“I’ve concentrated
heavily on the ability to be illusionistic
because major critics advise you not to.”
Peter Saul
because major critics advise you not to.”
Peter Saul
To call the
American painter Peter Saul
the conscience of modern art maybe stretching the point, but the artists provocative
works do propose more questions than they answer.
As the New
York art critic Andrew Russeth wrote earlier this year in the Artnews magazine “He rubs racism, sexism, and xenophobia in your face. I
love his paintings, and think they rank as one of the signal achievements of
American postwar art, an improbable blending of surrealism, Pop, and comic
styles. I also am deeply uncomfortable looking at them, knowing that a straight
white guy is responsible, guiding the experience, doing the transgressing. His
art forces tough questions about who has the right to cross various lines.”
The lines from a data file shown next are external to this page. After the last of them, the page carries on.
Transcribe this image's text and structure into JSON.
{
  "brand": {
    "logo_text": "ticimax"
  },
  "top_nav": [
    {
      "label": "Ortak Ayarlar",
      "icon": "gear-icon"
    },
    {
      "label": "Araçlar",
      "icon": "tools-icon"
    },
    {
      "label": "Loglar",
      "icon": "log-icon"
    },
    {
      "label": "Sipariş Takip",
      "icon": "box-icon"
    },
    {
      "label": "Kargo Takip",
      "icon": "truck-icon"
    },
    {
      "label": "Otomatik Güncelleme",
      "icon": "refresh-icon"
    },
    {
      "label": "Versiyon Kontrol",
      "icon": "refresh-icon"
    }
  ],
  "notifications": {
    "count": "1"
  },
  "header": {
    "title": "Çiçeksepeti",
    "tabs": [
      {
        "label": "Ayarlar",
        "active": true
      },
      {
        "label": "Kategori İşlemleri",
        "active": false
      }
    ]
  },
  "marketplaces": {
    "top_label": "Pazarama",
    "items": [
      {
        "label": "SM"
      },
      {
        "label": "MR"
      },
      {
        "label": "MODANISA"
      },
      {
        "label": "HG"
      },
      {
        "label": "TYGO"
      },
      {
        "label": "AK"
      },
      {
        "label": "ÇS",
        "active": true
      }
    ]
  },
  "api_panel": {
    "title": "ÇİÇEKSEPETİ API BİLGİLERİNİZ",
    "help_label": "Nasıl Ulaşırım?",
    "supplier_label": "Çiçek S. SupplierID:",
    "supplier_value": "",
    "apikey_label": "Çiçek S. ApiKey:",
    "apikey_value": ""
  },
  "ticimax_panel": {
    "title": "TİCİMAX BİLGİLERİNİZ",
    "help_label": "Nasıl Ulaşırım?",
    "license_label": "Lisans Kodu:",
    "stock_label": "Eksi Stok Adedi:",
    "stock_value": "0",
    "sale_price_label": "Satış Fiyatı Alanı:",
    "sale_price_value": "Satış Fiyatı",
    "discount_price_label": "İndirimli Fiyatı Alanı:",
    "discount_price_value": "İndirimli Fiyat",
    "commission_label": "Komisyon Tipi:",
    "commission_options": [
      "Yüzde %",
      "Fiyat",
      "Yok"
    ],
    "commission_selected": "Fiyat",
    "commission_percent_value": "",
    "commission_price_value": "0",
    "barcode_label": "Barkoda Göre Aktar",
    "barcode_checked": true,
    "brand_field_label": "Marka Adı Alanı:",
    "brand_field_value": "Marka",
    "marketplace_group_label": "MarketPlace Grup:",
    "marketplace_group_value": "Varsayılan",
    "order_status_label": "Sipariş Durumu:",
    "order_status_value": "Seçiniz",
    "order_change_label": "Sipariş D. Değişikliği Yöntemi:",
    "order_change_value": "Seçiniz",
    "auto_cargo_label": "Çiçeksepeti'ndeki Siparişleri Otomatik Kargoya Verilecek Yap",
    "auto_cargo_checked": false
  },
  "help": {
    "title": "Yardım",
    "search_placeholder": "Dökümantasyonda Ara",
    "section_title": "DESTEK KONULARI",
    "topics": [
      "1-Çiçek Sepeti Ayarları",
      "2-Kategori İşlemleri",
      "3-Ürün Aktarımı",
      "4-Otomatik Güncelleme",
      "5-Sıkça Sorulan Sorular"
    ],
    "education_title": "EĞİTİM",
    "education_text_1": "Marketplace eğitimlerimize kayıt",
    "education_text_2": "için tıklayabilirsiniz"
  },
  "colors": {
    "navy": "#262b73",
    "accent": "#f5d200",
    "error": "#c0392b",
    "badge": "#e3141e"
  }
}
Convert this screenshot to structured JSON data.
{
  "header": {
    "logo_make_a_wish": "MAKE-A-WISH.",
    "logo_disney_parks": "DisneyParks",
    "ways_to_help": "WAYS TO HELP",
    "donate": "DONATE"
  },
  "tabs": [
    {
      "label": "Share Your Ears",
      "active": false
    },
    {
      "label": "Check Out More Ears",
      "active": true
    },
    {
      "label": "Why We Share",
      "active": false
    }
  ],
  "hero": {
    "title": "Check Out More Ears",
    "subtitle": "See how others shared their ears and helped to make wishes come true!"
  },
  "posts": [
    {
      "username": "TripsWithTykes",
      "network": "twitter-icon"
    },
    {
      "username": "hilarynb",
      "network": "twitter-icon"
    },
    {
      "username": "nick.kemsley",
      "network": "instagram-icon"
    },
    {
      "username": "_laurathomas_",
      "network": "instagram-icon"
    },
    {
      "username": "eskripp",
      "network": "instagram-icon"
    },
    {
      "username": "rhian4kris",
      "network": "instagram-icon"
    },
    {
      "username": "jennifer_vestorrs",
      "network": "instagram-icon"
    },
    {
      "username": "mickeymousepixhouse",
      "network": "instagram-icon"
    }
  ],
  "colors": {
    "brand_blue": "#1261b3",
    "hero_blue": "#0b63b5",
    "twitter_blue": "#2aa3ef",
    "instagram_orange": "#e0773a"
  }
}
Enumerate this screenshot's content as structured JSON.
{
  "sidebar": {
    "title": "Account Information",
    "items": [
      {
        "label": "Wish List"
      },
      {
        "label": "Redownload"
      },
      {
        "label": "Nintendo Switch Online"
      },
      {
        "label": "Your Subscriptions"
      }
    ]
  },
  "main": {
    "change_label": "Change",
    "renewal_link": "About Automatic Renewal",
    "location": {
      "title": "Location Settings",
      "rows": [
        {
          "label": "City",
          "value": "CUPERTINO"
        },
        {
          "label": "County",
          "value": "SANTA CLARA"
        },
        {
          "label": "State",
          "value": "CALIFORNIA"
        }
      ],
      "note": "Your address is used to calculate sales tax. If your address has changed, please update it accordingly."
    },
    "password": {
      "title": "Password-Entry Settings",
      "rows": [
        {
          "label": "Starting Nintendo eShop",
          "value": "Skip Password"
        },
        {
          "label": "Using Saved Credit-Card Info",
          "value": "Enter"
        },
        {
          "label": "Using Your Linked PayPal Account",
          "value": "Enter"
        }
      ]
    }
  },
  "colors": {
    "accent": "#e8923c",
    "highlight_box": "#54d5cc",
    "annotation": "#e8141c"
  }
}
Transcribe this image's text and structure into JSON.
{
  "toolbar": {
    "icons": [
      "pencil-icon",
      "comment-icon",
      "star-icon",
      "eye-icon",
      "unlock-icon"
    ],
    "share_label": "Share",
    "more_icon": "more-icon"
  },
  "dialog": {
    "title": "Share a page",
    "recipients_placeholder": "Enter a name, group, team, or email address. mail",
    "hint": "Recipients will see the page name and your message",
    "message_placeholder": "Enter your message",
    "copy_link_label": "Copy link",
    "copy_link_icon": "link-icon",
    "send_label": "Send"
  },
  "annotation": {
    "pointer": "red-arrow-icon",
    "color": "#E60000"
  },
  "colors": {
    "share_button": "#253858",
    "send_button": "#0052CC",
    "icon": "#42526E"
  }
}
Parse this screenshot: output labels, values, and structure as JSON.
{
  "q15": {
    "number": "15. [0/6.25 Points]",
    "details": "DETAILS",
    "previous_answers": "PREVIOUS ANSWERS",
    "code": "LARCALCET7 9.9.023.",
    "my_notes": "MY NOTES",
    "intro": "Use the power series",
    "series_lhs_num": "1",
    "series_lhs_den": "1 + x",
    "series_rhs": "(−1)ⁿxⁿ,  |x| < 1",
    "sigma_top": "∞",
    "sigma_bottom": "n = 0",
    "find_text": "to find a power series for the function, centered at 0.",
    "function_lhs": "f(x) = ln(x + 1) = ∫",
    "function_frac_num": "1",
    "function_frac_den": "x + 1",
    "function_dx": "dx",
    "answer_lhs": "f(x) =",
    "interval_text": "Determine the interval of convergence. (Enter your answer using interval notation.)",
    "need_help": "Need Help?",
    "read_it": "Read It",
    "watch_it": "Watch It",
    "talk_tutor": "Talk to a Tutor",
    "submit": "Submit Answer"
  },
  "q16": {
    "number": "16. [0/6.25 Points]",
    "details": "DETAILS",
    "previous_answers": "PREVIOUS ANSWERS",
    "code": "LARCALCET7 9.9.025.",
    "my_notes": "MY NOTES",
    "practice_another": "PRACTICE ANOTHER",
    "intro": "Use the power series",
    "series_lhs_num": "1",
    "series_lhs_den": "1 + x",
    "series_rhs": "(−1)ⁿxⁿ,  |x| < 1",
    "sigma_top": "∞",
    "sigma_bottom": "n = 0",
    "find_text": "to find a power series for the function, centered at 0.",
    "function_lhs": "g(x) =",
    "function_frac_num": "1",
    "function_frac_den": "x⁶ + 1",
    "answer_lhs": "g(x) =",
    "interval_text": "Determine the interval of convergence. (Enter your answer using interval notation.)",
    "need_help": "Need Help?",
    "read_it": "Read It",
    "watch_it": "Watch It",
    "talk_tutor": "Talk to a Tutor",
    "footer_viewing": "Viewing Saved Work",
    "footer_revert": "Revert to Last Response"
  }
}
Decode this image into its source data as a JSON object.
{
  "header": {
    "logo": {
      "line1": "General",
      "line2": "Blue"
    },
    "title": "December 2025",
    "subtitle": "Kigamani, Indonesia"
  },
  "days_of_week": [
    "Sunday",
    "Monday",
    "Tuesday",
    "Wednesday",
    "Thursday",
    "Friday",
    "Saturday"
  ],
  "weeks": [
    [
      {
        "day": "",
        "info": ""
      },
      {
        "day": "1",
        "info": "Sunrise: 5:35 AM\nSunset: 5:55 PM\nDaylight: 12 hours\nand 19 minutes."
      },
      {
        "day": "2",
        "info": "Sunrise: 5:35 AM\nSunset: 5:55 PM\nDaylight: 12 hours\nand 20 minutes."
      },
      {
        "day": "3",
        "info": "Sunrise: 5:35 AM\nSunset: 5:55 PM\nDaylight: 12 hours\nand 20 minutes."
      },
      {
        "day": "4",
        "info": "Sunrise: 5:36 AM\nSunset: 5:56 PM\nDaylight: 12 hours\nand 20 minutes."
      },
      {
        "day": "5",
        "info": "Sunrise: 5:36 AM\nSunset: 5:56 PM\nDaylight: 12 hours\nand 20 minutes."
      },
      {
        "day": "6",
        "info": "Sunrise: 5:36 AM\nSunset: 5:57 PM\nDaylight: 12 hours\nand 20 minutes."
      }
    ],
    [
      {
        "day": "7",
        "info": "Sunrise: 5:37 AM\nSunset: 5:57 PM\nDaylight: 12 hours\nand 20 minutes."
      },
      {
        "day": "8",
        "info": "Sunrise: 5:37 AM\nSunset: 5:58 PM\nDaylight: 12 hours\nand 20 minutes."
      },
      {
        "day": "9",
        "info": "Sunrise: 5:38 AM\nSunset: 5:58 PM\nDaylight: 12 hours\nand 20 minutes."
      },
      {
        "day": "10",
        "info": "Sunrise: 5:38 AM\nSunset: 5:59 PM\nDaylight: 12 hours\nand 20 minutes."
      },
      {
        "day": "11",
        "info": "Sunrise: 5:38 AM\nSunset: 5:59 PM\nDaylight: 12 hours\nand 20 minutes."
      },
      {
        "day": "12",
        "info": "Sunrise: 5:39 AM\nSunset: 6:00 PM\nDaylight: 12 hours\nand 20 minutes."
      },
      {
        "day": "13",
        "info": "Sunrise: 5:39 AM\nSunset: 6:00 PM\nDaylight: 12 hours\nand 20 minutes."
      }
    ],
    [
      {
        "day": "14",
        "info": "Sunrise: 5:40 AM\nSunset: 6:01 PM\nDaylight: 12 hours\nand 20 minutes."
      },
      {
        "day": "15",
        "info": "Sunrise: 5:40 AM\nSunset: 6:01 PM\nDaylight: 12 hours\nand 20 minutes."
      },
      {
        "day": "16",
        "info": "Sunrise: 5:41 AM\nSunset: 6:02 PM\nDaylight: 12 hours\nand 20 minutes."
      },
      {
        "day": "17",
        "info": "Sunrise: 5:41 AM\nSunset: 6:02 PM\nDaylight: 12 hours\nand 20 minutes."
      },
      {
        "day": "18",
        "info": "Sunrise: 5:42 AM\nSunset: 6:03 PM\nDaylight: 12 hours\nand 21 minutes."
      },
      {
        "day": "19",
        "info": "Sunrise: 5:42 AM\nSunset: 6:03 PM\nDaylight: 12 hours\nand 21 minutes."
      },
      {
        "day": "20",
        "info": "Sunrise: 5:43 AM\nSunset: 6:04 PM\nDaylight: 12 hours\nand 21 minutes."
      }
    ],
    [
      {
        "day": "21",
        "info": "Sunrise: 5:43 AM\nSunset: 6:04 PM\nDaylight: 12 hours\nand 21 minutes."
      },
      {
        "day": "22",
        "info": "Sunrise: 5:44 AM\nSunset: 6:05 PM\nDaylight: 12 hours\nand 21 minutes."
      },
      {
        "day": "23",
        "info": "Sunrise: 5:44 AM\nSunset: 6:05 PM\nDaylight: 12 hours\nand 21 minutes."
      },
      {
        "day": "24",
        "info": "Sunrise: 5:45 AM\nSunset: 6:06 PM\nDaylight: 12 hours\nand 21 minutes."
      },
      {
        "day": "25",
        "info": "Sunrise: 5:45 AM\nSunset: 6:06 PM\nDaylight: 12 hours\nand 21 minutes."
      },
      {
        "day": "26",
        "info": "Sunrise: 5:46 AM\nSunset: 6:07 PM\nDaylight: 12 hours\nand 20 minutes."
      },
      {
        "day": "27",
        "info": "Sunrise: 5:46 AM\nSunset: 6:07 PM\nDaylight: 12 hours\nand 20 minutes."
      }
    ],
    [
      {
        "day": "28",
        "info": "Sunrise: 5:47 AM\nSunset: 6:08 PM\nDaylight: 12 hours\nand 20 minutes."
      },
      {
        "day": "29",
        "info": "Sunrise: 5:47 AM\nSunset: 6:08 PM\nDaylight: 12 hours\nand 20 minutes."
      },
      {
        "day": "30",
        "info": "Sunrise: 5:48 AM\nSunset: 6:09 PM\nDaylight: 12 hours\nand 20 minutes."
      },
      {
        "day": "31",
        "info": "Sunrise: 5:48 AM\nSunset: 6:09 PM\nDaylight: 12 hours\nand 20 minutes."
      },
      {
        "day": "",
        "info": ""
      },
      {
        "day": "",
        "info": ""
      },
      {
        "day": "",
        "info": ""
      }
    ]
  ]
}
In the early 1960’s whilst living in
Paris Saul started to incorporate comic art into his paintings utilizing bright
colors along with the mayhem and violence prevalent in the more lurid versions
of the genre.
As he told the Brooklyn
Rail in 2010 “I have a sort of anti-authority feeling. It’s not America’s
fault that it became deranged in my art. It’s the way I saw it because I needed
to be an artist, and that was the only way I could get my personality into the
thing.”
A point he has elaborated on, stating “I don’t know why people who made modern art allowed
rules to be imposed on them, rules of seriousness. I haven’t. It’s like being
religious, and I don’t believe in anything except stop at the red light and
start at the green and you’re less likely to get killed.”
Saul found art when he was at boarding school.
About which he has recalled “I was at this incredibly crazy school where, one afternoon a
week, you had a choice between pursuing a hobby or hauling logs in the snow. No
contest. I tried stamp collecting and that was a failure because the room
devoted to stamp collecting had no heat, so you couldn’t even touch the stamps.
They kept dropping on the floor and my fingers were numb. So my mother gave me
this little box of paints. It was very upsetting to my parents that I wanted to
be an artist. They presented it to me as a kind of family tragedy: “Who will
take care of you after we’re dead?” I was treated like a crippled child.”
Now in his
eighties, Saul's art career has little need for parental support with two
concurrent New York exhibitions showing his work.
“I feel if the writers have the right to say anything then we got the
right to do anything visually, but that’s not agreed with by a whole lot of
people,” Saul has said. “They’re trying to boss around the visuals, but not me!”
Currently Saul has the solo exhibition Six Classics at Mary
Boone’s 541 West 24th Street gallery and his work has been
included in MoMA’s Long Island gallery space PS1 in the group exhibition Greater New York.